Travesty of Justice: The Shocking Prosecution of Lt. Clint Lorance
- First edition
- Author: Don Brown
- Language: English
- Genre: Non-fiction
- Publisher: WildBlue Press
- Publication date: 2019
- Publication place: United States

= Travesty of Justice =

2019 book by Don Brown

Travesty of Justice: The Shocking Prosecution of Lt. Clint Lorance is a 2019 book of creative nonfiction written by Don Brown, about the United States Army’s prosecution of Lieutenant Clint Lorance.
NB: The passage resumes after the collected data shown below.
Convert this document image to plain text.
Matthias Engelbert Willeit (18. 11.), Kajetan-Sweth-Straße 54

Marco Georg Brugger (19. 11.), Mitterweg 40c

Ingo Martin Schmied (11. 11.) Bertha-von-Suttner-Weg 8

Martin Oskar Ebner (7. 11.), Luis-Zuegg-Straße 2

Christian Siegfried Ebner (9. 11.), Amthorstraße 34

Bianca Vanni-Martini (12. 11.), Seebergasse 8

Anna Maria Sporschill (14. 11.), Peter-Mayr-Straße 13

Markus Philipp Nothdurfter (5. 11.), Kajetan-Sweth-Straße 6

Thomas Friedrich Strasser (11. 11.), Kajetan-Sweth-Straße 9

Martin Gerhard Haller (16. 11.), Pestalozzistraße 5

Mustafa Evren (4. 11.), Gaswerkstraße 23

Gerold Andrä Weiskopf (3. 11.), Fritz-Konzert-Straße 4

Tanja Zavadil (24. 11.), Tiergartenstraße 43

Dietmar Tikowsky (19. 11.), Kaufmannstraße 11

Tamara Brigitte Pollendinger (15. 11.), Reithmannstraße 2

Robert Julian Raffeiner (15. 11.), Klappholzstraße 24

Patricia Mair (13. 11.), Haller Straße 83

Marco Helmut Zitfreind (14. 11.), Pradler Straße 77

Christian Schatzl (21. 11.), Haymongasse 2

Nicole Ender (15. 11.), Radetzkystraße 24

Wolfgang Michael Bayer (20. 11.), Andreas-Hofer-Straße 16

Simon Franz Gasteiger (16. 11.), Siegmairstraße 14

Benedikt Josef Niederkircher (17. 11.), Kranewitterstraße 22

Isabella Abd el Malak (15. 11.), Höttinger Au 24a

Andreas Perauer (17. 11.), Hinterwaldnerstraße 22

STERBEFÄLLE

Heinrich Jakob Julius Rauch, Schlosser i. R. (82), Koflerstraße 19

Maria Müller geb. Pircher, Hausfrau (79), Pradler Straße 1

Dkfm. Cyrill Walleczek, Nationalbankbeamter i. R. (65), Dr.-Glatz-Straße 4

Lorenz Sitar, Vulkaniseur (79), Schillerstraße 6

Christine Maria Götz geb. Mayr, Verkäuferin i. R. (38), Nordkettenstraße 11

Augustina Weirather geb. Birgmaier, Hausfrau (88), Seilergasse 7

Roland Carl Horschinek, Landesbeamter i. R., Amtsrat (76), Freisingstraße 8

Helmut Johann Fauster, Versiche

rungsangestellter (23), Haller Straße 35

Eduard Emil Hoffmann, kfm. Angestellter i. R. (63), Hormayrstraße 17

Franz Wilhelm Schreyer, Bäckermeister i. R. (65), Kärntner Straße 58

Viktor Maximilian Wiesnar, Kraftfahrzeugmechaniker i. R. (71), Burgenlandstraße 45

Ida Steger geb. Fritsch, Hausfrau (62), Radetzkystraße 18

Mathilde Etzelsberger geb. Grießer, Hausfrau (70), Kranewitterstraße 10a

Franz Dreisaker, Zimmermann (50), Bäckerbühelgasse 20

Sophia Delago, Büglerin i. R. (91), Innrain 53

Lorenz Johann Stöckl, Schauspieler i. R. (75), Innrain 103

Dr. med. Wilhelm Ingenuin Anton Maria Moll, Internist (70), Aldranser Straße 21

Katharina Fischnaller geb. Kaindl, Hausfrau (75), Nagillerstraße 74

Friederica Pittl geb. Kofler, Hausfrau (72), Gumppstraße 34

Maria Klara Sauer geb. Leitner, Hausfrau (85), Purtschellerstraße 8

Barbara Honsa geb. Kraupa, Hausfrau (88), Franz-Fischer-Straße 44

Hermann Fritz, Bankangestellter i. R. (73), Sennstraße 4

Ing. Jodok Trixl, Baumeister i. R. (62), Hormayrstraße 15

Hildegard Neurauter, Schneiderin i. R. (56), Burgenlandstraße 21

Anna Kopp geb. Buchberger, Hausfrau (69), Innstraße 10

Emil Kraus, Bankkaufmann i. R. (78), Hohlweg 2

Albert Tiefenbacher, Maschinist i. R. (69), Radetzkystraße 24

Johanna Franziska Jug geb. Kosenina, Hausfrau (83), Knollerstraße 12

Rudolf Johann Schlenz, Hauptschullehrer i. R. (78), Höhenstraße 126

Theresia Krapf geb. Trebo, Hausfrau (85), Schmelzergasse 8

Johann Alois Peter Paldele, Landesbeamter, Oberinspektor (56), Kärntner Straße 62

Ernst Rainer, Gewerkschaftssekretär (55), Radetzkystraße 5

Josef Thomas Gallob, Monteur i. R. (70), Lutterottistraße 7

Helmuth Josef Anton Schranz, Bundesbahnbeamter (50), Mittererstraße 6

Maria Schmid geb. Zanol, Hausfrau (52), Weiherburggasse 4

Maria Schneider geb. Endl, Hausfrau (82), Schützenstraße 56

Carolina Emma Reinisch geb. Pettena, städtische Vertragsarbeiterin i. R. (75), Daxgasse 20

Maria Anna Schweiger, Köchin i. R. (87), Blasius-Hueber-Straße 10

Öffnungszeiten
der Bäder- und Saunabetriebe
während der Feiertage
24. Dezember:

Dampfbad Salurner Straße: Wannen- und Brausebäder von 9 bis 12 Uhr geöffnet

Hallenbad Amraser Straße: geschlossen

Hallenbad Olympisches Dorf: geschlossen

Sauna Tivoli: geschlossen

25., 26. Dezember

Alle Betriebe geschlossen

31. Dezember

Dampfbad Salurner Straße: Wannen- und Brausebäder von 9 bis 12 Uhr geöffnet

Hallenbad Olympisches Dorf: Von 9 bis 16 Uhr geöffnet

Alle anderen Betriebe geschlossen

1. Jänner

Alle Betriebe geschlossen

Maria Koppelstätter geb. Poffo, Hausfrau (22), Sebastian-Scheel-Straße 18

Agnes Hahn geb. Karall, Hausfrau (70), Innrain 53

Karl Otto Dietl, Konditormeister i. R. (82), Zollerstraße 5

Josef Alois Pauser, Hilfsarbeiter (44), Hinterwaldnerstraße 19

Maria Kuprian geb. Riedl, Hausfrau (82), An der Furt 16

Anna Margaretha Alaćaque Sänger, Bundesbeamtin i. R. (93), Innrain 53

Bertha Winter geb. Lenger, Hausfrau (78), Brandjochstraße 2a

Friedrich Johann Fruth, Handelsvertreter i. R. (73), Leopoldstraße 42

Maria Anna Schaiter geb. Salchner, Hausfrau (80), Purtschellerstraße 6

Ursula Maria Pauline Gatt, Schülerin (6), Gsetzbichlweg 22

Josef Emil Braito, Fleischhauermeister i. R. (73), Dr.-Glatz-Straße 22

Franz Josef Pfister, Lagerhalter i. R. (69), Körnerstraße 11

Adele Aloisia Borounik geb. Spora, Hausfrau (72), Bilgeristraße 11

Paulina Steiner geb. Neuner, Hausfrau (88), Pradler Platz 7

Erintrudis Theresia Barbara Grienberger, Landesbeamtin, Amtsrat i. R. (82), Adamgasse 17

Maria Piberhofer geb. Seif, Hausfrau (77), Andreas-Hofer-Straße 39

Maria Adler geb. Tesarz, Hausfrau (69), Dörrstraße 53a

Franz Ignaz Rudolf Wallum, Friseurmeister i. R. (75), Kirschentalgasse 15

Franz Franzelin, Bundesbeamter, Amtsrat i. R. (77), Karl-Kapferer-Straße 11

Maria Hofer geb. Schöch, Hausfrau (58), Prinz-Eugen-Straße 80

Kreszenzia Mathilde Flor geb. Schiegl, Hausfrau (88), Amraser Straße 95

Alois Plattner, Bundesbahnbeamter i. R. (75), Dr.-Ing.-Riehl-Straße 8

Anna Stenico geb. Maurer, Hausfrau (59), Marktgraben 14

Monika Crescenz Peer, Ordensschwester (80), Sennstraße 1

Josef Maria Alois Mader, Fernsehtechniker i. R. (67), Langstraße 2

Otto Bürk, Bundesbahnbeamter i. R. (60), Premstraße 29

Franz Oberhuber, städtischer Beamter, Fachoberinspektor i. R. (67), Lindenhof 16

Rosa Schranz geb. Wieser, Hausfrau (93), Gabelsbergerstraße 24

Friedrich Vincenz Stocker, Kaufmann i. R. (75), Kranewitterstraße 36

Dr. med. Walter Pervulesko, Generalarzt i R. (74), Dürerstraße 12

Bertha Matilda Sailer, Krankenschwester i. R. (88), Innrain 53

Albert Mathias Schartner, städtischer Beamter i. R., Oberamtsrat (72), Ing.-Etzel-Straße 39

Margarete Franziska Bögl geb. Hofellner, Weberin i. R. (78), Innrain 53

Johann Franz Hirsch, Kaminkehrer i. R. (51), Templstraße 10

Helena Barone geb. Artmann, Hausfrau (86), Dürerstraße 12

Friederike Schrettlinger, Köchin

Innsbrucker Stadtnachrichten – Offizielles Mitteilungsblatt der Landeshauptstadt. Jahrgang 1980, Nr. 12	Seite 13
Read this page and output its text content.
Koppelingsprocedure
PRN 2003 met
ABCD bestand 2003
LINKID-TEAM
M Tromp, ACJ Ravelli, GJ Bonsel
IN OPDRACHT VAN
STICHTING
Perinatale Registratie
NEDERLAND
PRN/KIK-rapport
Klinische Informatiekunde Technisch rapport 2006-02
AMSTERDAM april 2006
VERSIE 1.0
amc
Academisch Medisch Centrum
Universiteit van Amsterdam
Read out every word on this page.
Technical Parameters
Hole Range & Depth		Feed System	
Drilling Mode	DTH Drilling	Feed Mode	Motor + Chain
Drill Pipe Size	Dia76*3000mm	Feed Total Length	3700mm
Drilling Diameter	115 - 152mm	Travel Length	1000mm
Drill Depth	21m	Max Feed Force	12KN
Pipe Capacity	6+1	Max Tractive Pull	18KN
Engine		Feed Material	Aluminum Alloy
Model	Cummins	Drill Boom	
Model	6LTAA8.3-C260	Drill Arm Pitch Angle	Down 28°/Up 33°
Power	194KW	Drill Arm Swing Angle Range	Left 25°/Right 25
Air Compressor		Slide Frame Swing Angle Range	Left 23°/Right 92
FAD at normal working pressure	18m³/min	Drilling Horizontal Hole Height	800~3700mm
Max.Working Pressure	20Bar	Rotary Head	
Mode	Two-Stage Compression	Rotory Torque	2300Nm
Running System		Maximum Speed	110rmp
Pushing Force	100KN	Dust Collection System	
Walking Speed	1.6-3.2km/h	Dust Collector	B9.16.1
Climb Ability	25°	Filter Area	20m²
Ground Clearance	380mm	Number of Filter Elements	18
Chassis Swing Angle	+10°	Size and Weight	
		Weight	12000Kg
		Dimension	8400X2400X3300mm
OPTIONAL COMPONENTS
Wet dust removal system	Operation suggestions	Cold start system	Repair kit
Lorance, a former paratrooper with the Army's 82nd Airborne Division, was convicted in 2013 for murder by an army court-martial for ordering Private E-2 David Shilo to fire on three Afghan men who had been riding a motorcycle toward their position in Kandahar Province, Afghanistan, in 2012. Lorance was sentenced to twenty years imprisonment.
The book discusses what Brown contends are numerous efforts by Army prosecutors to coverup evidence of Lorance's innocence, including biometrics evidence that he argues links the motorcycle riders shot by Lorance's men to bombmaking that killed American troops in the Afghan War.

Brown, a former United States Navy JAG officer, and one of four former JAG officers serving on the Lorance defense team, appeared on Fox & Friends on April 13, 2019 with Pete Hegseth and Ed Henry to discuss the book, and to urge President Donald Trump to sign an order to disallow the findings and sentencing from Lorance's court-martial, to release him from prison and to return him to active duty in the Army. Between the release of Travesty of Justice on March 31, 2019 and Lorance's pardon on November 15, 2019, Brown made numerous national television appearances and penned numerous national OPEDs arguing that President Trump should free and exonerate Lieutenant Lorance.
 On November 15, 2019, Trump did in fact sign an Executive Grant of Clemency pardoning Lorance, and releasing him from prison. On the Wednesday night before Thanksgiving, November 27, 2019, Brown and Lorance appeared on Hannity, the nightly national broadcast on the Fox News Channel to discuss the presidential pardon and release.